Allocation d’actifs: trop loin, trop vite
Alors qu’une économie mondiale affaiblie risque de subir de nouveaux assauts des conflits commerciaux lancés par le président américain Donald Trump, la Réserve fédérale américaine a une fois encore occupé le devant de la scène sur les marchés mondiaux. L’un après l’autre, les décideurs de la Fed ont indiqué que la banque centrale était prête à se couvrir contre un risque de retournement significatif en abaissant de façon préventive ses taux, ce qui a fait grimper les actions et obligations mondiales de quelque 6% et 1%, respectivement, au cours du mois.
Le marché intègre à présent des baisses de taux de pas moins d’un point de pourcentage au cours des 12 prochains mois et table sur un premier abaissement dès le mois de juillet. Non seulement l’indice S&P 500 a retrouvé des niveaux historiquement élevés, mais plus de 12 000 milliards de dollars US de dette mondiale s’échangent à présent à des rendements négatifs.
Selon nous, malgré tout, cette euphorie liée aux baisses de taux d’intérêt américains est exagérée. La première réduction pourrait tout aussi bien être repoussée jusqu’à septembre.
Ainsi, nous abaissons les obligations et les sous-pondérons à présent comme les actions. Nous avons également élevé notre pondération des liquidités.
Le ton accommodant de la Fed doit être replacé dans le contexte d’une situation économique américaine qui reste relativement positive.
Nos indicateurs avancés montrent certes un affaiblissement depuis la fin de l’année dernière, mais, ces derniers temps, l’activité s’est ressaisie dans le bâtiment, le chômage reste faible et les ventes d’automobiles semblent être sur la voie de la reprise.

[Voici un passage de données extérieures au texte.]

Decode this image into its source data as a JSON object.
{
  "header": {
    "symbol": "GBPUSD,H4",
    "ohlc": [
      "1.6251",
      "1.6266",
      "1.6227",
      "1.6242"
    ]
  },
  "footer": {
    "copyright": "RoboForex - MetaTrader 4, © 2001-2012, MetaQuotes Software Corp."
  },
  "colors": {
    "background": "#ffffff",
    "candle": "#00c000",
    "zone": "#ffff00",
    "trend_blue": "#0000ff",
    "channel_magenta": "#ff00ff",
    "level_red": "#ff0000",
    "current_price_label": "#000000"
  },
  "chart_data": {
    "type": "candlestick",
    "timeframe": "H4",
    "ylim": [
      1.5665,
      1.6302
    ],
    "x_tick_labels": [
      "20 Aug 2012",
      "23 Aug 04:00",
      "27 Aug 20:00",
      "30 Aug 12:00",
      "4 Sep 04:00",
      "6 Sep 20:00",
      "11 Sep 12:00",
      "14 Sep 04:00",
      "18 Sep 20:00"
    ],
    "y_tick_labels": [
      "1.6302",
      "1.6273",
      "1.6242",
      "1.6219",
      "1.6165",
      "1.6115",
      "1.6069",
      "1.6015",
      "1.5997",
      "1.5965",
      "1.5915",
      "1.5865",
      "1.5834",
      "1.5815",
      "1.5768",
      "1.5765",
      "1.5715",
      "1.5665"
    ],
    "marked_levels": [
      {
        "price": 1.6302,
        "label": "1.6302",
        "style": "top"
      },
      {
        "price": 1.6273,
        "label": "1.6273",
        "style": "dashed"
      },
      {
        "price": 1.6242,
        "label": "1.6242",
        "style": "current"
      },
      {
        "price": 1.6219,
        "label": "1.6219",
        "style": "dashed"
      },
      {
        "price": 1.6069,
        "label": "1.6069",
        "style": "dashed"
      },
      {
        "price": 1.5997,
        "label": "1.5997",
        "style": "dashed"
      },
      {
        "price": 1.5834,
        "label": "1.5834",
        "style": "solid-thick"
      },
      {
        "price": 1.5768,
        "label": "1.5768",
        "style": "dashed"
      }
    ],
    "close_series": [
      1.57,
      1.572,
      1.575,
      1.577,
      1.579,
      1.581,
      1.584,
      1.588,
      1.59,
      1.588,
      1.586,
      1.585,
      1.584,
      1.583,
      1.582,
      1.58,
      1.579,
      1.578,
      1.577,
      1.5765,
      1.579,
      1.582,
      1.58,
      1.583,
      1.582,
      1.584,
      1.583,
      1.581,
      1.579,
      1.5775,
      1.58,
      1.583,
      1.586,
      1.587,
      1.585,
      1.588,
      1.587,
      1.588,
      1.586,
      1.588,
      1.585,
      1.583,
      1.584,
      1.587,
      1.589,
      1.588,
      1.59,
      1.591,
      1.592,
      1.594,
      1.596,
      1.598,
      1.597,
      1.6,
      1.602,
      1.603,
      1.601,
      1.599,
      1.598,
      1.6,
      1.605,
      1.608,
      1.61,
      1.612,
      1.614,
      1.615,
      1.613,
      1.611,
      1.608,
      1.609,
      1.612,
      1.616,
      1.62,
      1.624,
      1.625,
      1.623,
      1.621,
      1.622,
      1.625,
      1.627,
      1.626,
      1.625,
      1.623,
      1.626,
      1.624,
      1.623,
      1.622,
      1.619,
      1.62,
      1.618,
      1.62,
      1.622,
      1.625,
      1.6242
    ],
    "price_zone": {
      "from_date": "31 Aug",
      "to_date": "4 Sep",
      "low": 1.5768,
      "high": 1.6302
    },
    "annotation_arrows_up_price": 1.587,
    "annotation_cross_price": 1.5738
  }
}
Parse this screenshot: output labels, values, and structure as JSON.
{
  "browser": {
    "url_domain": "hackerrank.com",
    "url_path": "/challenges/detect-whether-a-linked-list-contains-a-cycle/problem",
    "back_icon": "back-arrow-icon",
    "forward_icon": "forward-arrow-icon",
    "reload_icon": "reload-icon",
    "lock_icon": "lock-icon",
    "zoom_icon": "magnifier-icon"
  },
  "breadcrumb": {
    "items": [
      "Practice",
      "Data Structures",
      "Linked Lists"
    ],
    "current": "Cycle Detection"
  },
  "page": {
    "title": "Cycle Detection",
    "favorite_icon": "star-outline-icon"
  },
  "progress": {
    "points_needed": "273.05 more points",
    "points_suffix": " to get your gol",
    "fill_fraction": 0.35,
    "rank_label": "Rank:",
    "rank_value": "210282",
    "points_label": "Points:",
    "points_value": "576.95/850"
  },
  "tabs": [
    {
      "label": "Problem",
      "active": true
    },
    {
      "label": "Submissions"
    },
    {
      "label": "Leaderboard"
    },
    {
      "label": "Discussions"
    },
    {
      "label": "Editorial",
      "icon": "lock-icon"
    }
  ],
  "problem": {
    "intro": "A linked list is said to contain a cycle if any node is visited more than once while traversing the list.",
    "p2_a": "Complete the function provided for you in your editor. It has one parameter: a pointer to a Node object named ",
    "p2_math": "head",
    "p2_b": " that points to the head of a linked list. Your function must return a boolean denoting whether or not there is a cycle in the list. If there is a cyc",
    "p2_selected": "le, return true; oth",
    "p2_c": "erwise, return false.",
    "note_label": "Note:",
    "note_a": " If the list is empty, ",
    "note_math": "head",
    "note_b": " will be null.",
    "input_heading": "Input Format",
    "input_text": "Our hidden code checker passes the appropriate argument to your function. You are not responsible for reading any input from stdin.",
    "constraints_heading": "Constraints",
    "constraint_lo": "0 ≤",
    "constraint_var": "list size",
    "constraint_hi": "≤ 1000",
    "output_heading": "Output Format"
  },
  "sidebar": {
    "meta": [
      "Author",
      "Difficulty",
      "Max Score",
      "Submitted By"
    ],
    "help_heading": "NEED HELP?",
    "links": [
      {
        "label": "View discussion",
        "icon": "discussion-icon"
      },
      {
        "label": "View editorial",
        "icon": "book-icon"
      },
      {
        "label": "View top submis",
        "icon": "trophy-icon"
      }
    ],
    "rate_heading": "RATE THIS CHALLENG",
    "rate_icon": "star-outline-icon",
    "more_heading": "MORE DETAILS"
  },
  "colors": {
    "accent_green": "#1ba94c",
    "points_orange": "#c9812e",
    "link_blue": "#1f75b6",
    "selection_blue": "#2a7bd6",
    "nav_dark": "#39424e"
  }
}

Alors que nos indicateurs du cycle conjoncturel continuent de pointer vers un ralentissement de l’économie mondiale, ils n’annoncent aucun atterrissage brutal. Les tensions commerciales sino-américaines affectent les économies des deux pays, mais une dose d’intervention politique, même si elle reste inférieure à ce que les marchés attendent, devrait permettre d’atténuer toute faiblesse.
Pour des raisons techniques liées à l’assouplissement quantitatif, l’inversion de la courbe des taux américaine pourrait bien surestimer les risques de voir l’économie sombrer dans la récession au cours des 12 à 24 prochains mois.
Parallèlement, d’autres économies profitent du conflit entre la Chine et les États-Unis. Le Viet Nam, Taïwan et la Corée du Sud ont récupéré une bonne partie de l’activité que la Chine a perdue et les entreprises chinoises sont passées des États-Unis à l’Amérique latine pour leurs importations agricoles.
De même, les perspectives s’améliorent pour la zone euro, et ce, avant même que le président de la Banque centrale européenne, Mario Draghi, ne renouvelle son engagement à soutenir l’économie en cas de besoin.
Notre analyse de la liquidité incite à l’optimisme. Si la Fed satisfait les attentes du marché en matière d’assouplissement de sa politique, les autres banques centrales pourraient faire de même, car elles cherchent à éviter que leurs monnaies s’apprécient afin d’éviter de nuire à leur compétitivité. Ce coup de pouce du secteur public pourrait renforcer l’offre croissante de liquidité au secteur privé, puisque le crédit gagne du terrain dans l’ensemble des principales régions.
Les valorisations sont au rouge pour les obligations. Les obligations de la zone euro et de Suisse n’ont jamais été aussi chères. En effet, à l’exception des crédits américains de qualité investment grade et de la dette des marchés émergents libellée en devise locale, dont les valorisations sont tout juste neutres, tous les autres actifs de l’univers obligataire sont surévalués.
Par ailleurs, en dépit de leur évolution convaincante au cours du mois, les cours des actions mondiales semblent justifiés. Néanmoins, étant donné que les perspectives de bénéfices semblent beaucoup plus faibles que les prévisions des analystes (nous ne tablons sur aucune croissance des bénéfices au cours des 12 prochains mois par rapport aux attentes du consensus, qui s’élèvent à environ 7%), les actions restent vulnérables.
Les facteurs techniques offrent un certain soutien aux obligations, qui bénéficient de fortes tendances saisonnières. En dépit de leur solide rebond, elles ne semblent toujours pas surachetées, selon les indicateurs de positionnement des investisseurs que nous suivons. Pour les actions, la tendance est neutre et la saisonnalité négative, mais elles restent un investissement étrangement délaissé. Ce positionnement relativement léger sur les actions de la part des investisseurs laisse entendre que toute vague de vente de ces titres sera probablement limitée. Parallèlement, l’or, l’actif le plus performant au cours du mois, devrait continuer de profiter du soutien d’une saisonnalité favorable, alors qu’il n’est pas non plus encore suracheté.